“The doctrine of original sin is the only empirically verifiable doctrine of the Christian faith.” Reinhold Niebuhr
Niebuhr meant one needs no faith to accept the doctrine, because it is demonstrated to us empirically every day. Rousseau was wrong about a great many things and perhaps on this point most of all. He asserted that humans are born naturally good and are corrupted by society. It is a wonder that anyone ever took this claim seriously. Everyone who has ever been around toddlers knows no one needs to teach them to be selfish. “Mine” may be the most natural word of all. Perhaps Rousseau was never actually around a toddler since he abandoned all five of his children at an orphanage (which makes his highly influential works on parenting advice one of history’s most stunning examples of sheer hypocrisy).
Sin abounds and efforts to control it through written codes are doomed to at best partial success if not outright failure. I was thinking about this the other day when I saw a man park his motorcycle in a handicapped spot. Curious, I looked and sure enough he had a handicapped sticker on his plate. I thought to myself that someone who can manhandle an 850-pound Harley Electra Glide probably doesn’t need to park 20 feet closer to the door. But under the DMV rules he qualified for the sticker for whatever reason. He was complying with the letter of the law while obviously defying its spirit.
Consider the income tax. It is really a fairly simple concept. “Add up you income and send a percentage of it to the government.” But the income tax code and its accompanying regulations devote literally millions of words to trying to close all of the loopholes that countless legions of lawyers and accountants have opened in that simple concept. I could multiply examples but you get the point. There is not enough ink in the world to cover all of the infinite ways people get around rules.
Is there a solution? Yes. The Sermon on the Mount. Jesus knew that the problem with formulaic compliance with rules is not that the rules are bad but that the spirit of the rules is easily subverted. This is the point of his series of “you’ve heard it said, but I say” examples in which he called out the religious establishment of the day for just this.
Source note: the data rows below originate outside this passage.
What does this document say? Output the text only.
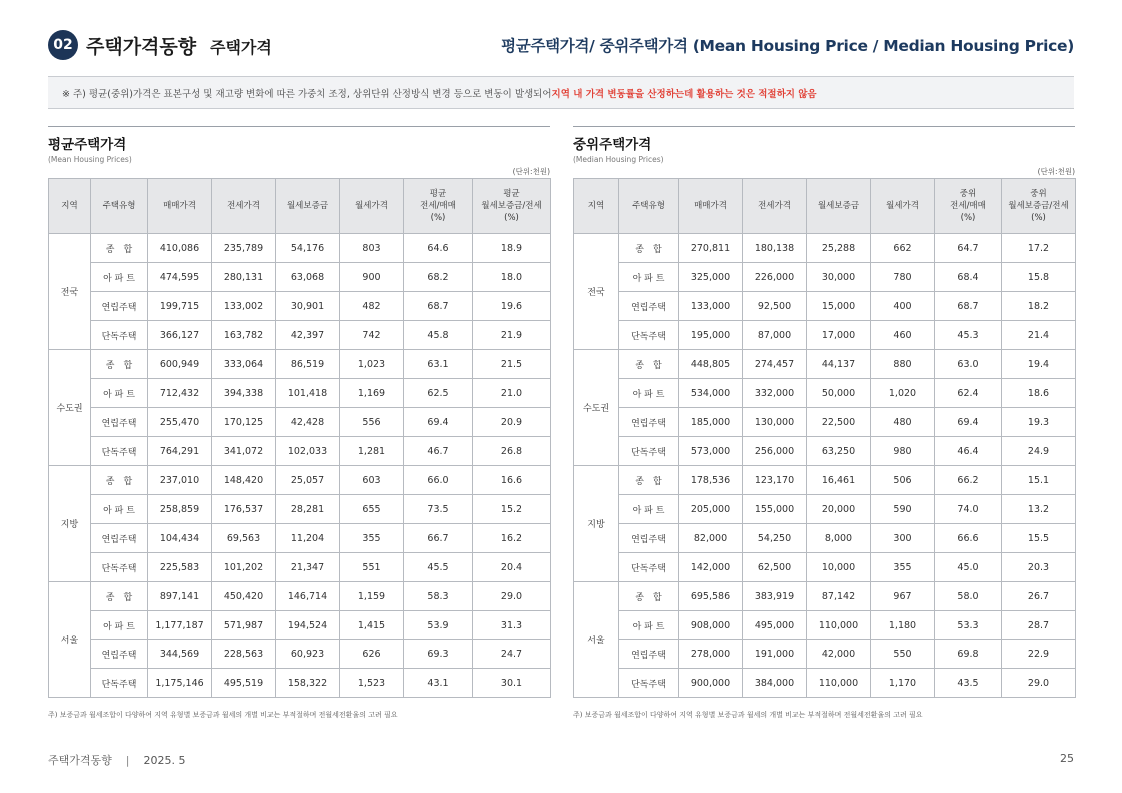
02 주택가격동향 주택가격	평균주택가격/ 중위주택가격 (Mean Housing Price / Median Housing Price)
※ 주) 평균(중위)가격은 표본구성 및 재고량 변화에 따른 가중치 조정, 상위단위 산정방식 변경 등으로 변동이 발생되어 지역 내 가격 변동률을 산정하는데 활용하는 것은 적절하지 않음
평균주택가격
(Mean Housing Prices)
(단위:천원)
지역	주택유형	매매가격	전세가격	월세보증금	월세가격	평균
전세/매매
(%)	평균
월세보증금/전세
(%)
전국	종　합	410,086	235,789	54,176	803	64.6	18.9
	아 파 트	474,595	280,131	63,068	900	68.2	18.0
	연립주택	199,715	133,002	30,901	482	68.7	19.6
	단독주택	366,127	163,782	42,397	742	45.8	21.9
수도권	종　합	600,949	333,064	86,519	1,023	63.1	21.5
	아 파 트	712,432	394,338	101,418	1,169	62.5	21.0
	연립주택	255,470	170,125	42,428	556	69.4	20.9
	단독주택	764,291	341,072	102,033	1,281	46.7	26.8
지방	종　합	237,010	148,420	25,057	603	66.0	16.6
	아 파 트	258,859	176,537	28,281	655	73.5	15.2
	연립주택	104,434	69,563	11,204	355	66.7	16.2
	단독주택	225,583	101,202	21,347	551	45.5	20.4
서울	종　합	897,141	450,420	146,714	1,159	58.3	29.0
	아 파 트	1,177,187	571,987	194,524	1,415	53.9	31.3
	연립주택	344,569	228,563	60,923	626	69.3	24.7
	단독주택	1,175,146	495,519	158,322	1,523	43.1	30.1
중위주택가격
(Median Housing Prices)
(단위:천원)
지역	주택유형	매매가격	전세가격	월세보증금	월세가격	중위
전세/매매
(%)	중위
월세보증금/전세
(%)
전국	종　합	270,811	180,138	25,288	662	64.7	17.2
	아 파 트	325,000	226,000	30,000	780	68.4	15.8
	연립주택	133,000	92,500	15,000	400	68.7	18.2
	단독주택	195,000	87,000	17,000	460	45.3	21.4
수도권	종　합	448,805	274,457	44,137	880	63.0	19.4
	아 파 트	534,000	332,000	50,000	1,020	62.4	18.6
	연립주택	185,000	130,000	22,500	480	69.4	19.3
	단독주택	573,000	256,000	63,250	980	46.4	24.9
지방	종　합	178,536	123,170	16,461	506	66.2	15.1
	아 파 트	205,000	155,000	20,000	590	74.0	13.2
	연립주택	82,000	54,250	8,000	300	66.6	15.5
	단독주택	142,000	62,500	10,000	355	45.0	20.3
서울	종　합	695,586	383,919	87,142	967	58.0	26.7
	아 파 트	908,000	495,000	110,000	1,180	53.3	28.7
	연립주택	278,000	191,000	42,000	550	69.8	22.9
	단독주택	900,000	384,000	110,000	1,170	43.5	29.0
주) 보증금과 월세조합이 다양하여 지역 유형별 보증금과 월세의 개별 비교는 부적절하며 전월세전환율의 고려 필요	주) 보증금과 월세조합이 다양하여 지역 유형별 보증금과 월세의 개별 비교는 부적절하며 전월세전환율의 고려 필요
주택가격동향 | 2025. 5	25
Jesus’ solution was to trash the entire system of rules the religious authorities had erected and put in its place one overarching rule that cannot be evaded: Love God and your neighbor. “All the Law and the Prophets hang on these two commandments.” Matthew 22:37-40.
The law of love is perfect because it subsumes all other laws and allows for exceptions in appropriate circumstances. If our concern is always focused on the good of the other, we automatically comply with God’s moral commands. The letter of the law is never sufficient because the letter does not change hearts hardened by original sin. But love breaks our hearts of stone and gives us a heart of flesh and frees us to follow the Spirit.
“The letter kills, but the Spirit gives life.” 2 Corinthians 3:6. “But now, by dying to what once bound us, we have been released from the law so that we serve in the new way of the Spirit, and not in the old way of the written code.” Romans 7:6.
People never wonder how the modern world appeared.
They live in a fishbowl just assuming what they see is natural and always existed. But it didn’t always exist and started in one small place.
So what did cause the modern world? It obviously didn’t always exist as I said and didn’t slowly progress because it happened in one place by happenstance and relatively quickly by world history standards. And we can point to where and when if we are honest about it. It didn’t appear with wealth or else the Spanish or Portuguese would be the mot likely origin. But they were obviously not.
Christianity was a necessary but not a sufficient cause. This article very rightfully points to a necessary ingredient of a love of neighbor as part of a flourishing society. One that progresses continually. But 1500 years after Christianity began, the modern world had not began. So it wasn’t sufficient.
The missing ingredient was individual freedom at the lowest levels. When freedom expanded in 16th and 17th century England due to religious wars between Protestants, accommodations began to be made at the lowest levels. This led within a couple of generations to the average persons being allowed to keep the rewards of their innovations. This led to wealth accumulation but what tempered the abuse of these freedoms was Christian morality. Obviously not completely but it was part of the culture when individual freedom arrived.
This has nothing to do with Protestantism but with the fact that there were competing versions of it. Today we are seeing both Christianity and individual freedom disappearing.
Will we see our modern utopia also disappear? If the two things that made it happen also disappear how can the modern world survive? I do not mean the technology will disappear but that this technology will be used to support a completely different world.